Rep. Hank Johnson and Republican challenger Liz Carter won’t be able to relax like Watson. Both are preparing for the November general election in which Carter seeks to unseat the 4th congressional district representative, who’s seeking a third term. Carter beat three other Republican candidates with 55 percent of the vote, and Johnson beat Democratic challengers Vernon Jones and Connie Stokes among others with about 55 percent.
Johnson said Carter is a conservative Tea Party sympathizer and doesn’t share the politics and values of the heavily Democratic 4th district.
“I will not take Mrs. Carter lightly, but frankly she’s got an uphill climb,” he said. “Her views are very much in line with the Tea Party, and the Tea Party calls for less government, and they oppose every initiative that has been introduced by our President Barack Obama.”
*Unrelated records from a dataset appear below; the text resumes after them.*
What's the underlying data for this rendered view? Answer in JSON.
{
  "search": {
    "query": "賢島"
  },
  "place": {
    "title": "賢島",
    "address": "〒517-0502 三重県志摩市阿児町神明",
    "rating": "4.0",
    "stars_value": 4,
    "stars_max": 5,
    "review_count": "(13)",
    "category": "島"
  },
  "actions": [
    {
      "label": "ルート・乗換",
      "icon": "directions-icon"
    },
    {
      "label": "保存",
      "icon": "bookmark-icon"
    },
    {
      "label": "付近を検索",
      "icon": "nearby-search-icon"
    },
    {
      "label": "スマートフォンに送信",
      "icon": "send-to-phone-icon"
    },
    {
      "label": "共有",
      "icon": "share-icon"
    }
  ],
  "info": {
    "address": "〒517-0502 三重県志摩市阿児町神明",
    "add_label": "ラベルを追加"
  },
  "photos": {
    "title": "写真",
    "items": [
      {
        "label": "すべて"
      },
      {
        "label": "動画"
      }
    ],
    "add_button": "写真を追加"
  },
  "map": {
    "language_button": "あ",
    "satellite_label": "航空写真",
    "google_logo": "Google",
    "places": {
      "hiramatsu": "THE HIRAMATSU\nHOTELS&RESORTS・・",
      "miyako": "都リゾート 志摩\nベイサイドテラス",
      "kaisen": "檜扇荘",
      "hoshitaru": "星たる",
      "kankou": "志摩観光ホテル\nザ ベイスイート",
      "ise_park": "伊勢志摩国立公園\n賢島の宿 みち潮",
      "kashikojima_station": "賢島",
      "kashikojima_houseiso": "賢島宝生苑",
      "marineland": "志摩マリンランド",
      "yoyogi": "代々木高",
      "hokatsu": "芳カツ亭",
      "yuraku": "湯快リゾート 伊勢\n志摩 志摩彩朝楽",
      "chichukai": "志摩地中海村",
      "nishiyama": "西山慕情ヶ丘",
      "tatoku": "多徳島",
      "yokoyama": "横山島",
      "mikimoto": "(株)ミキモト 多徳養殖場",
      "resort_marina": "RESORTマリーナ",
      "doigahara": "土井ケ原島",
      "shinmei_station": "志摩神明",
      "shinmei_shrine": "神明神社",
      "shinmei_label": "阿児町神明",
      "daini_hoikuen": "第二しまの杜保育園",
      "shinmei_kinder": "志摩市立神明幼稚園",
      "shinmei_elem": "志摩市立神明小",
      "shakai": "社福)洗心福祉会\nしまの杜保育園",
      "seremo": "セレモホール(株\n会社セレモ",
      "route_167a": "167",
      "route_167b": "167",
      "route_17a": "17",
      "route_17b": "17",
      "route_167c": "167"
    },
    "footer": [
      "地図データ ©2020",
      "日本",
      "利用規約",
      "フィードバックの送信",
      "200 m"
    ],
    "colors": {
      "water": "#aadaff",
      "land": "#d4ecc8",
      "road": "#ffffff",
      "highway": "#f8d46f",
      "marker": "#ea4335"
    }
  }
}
Carter said she doesn’t plan to change her campaign as she heads into the general election and labeled herself a “conservative, moderate Republican.” She said she doesn’t believe her party affiliation will be the deciding factor in the election, and she reiterated her credentials as a business consultant.
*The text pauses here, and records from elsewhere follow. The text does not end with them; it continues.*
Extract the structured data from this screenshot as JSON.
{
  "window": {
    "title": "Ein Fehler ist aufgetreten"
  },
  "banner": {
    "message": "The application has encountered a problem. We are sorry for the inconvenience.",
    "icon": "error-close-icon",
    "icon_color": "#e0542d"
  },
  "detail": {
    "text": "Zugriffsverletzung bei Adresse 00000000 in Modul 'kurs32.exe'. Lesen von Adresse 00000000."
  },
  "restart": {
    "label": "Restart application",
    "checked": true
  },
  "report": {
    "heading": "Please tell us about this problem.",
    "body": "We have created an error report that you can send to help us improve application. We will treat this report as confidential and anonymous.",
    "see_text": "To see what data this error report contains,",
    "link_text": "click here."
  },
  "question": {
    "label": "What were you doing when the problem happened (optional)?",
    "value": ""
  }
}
“This is not the year of the political party,” she said. “People have a real opportunity for true representation this year. Congressman Johnson is a nice man, but the issues that have been facing our country and this district need someone with a business approach.”
Carter also said she believes she would be more attentive to constituents whom Johnson has neglected from Washington. Johnson countered, saying he’s held more than 20 town hall forums and other gatherings, including three recent job fairs in the district. He also said he planned to host a foreclosure prevention event during the final weekend in July with several other congressmen.
“There’s a lot of misinformation out there, and you expect that during election time,” he said. “She’s wrong when says that I have been missing in action, if you will.”